Simone Veil en 1984, au Parlement européen de Strasbourg.
Simone Veil en 1984, au Parlement européen de Strasbourg. © Maxppp -

Des dizaines de milliers d'anonymes à travers des pétitions en ligne et de nombreuses personnalités demandent l'entrée au Panthéon de Simone Veil, décédée à 89 ans vendredi.

Adressée au chef de l'Etat Emmanuel Macron, plusieurs pétitions en ligne réclament l'entrée au Panthéon de Simone Veil, décédée vendredi.

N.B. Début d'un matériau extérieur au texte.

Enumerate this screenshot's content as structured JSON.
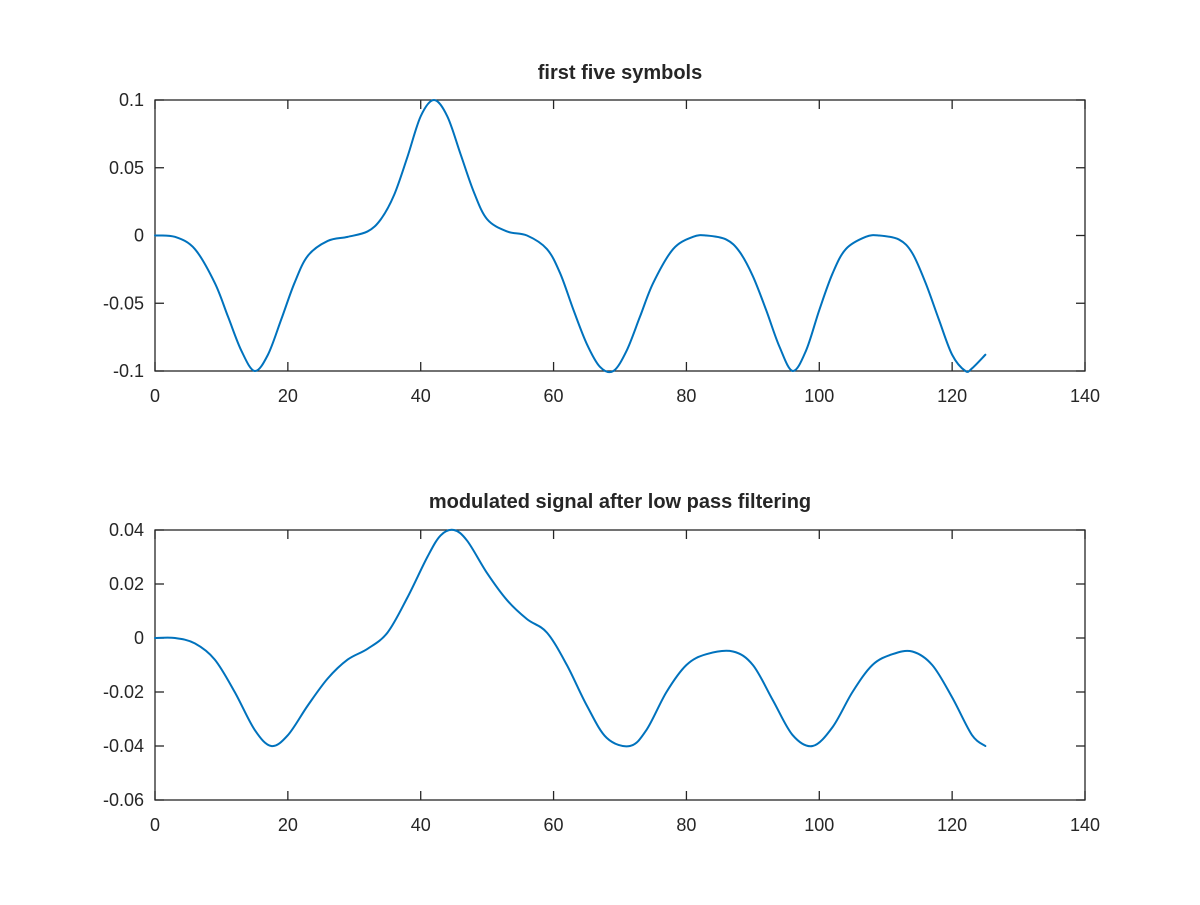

Sur le site change.org, la pétition lancée par l'association politiquelles dépassait les 115.000 signatures ce dimanche midi (d'autres sites proposent aussi des pétitions, comme mesopinions.com ou avaaz.org).

Des anonymes, mais aussi des personnalités de tout bord politique ont appelé à la panthéonisation de Simone Veil : François Bayrou, le président du Modem, la présidente LR de la région Île-de-France Valérie Pécresse, l'ex-ministre communiste Jean-Claude Gayssot, qui a donné son nom à une loi mémorielle de 1990 qui réprime la contestation des crimes contre l'Humanité, la militante Femen Inna Shevchenko, le président de Debout la France Nicolas Dupont-Aignan, le vice-président du FN Florian Philippot, les eurodéputés socialistes et radicaux français, etc.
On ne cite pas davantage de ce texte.